When a Wilson’s Temperature Syndrome patient is weaned off T4-containing medicine, the returning endogenous T4 production contributes to a T4/RT3 milieu that is no more favorable (possibly less), for T4 to T3 conversion than prior to treatment.

However, when a Wilson’s Temperature Syndrome patient is weaned off T3 therapy and the endogenous T4 production comes back up, the 5′ deiodinase enzyme is presented with a milieu richer in T4 (since RT3 levels have been depleted) and can provide more T4 to T3 conversion than prior to treatment.

When a patient is treated with T3, the endogenous production of T4 and therefore, RT3 is decreased for a time.

On the other hand, when a patient is treated with a T4-containing medicine, endogenous T4 and RT3 production decrease, but T4 and RT3 levels do not, because of the exogenous T4 supply.

12_5TempSxsHow well a person feels depends a great deal on enzyme function, which depends on body temperature, which depends primarily on T3 stimulation of the cells.

Under certain circumstances, decreased or impaired T4 to T3 conversion can be maladaptive.

When the cells of the body slow down, the body temperature drops, the enzymes get cold and do not function as well, and a characteristic set of symptoms occur.

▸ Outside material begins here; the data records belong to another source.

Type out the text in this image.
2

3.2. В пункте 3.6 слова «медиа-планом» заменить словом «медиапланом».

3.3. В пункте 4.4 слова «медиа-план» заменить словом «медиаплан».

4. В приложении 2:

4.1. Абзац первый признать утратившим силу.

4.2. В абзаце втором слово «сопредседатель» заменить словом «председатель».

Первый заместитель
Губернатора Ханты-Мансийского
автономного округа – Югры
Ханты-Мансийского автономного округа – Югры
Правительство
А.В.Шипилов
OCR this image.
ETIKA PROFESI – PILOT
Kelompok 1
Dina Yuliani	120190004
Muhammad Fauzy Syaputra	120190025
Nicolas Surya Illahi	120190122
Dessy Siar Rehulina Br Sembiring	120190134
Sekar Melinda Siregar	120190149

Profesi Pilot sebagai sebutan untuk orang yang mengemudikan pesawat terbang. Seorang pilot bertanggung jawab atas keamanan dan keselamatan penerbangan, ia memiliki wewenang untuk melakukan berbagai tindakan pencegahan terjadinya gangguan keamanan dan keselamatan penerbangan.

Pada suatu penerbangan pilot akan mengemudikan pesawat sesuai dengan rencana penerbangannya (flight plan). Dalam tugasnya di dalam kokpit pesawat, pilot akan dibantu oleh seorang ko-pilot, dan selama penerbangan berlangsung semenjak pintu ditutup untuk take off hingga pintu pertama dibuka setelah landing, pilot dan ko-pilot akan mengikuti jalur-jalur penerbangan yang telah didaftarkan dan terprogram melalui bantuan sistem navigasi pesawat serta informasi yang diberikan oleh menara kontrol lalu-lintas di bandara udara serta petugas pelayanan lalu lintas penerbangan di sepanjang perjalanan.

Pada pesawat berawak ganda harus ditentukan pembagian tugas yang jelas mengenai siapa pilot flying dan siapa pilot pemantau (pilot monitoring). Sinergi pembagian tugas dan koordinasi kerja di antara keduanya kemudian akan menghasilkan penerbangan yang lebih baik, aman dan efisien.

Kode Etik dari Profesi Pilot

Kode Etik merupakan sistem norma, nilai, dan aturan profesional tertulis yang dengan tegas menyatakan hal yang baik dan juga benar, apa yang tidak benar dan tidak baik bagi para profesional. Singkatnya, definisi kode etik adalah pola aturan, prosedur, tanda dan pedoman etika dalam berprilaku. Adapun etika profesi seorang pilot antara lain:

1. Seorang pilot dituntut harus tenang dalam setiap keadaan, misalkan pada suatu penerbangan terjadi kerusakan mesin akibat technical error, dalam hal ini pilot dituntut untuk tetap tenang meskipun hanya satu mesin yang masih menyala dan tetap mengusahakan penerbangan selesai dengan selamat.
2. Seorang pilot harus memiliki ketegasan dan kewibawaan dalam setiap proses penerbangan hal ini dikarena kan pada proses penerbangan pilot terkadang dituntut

These symptoms are not random symptoms, but are consistent with the symptoms of low thyroid system function.

Note: A study has shown that the level of T4 to T3 conversion can even mean the difference between life and death. The study showed that SICU patients with higher RT3 levels and/or lower T3 levels were significantly more likely to die.

Wilson’s Temperature Syndrome can be thought of as a persistent, maladaptive, stress-related, reversible impairment in the conversion of T4 to T3.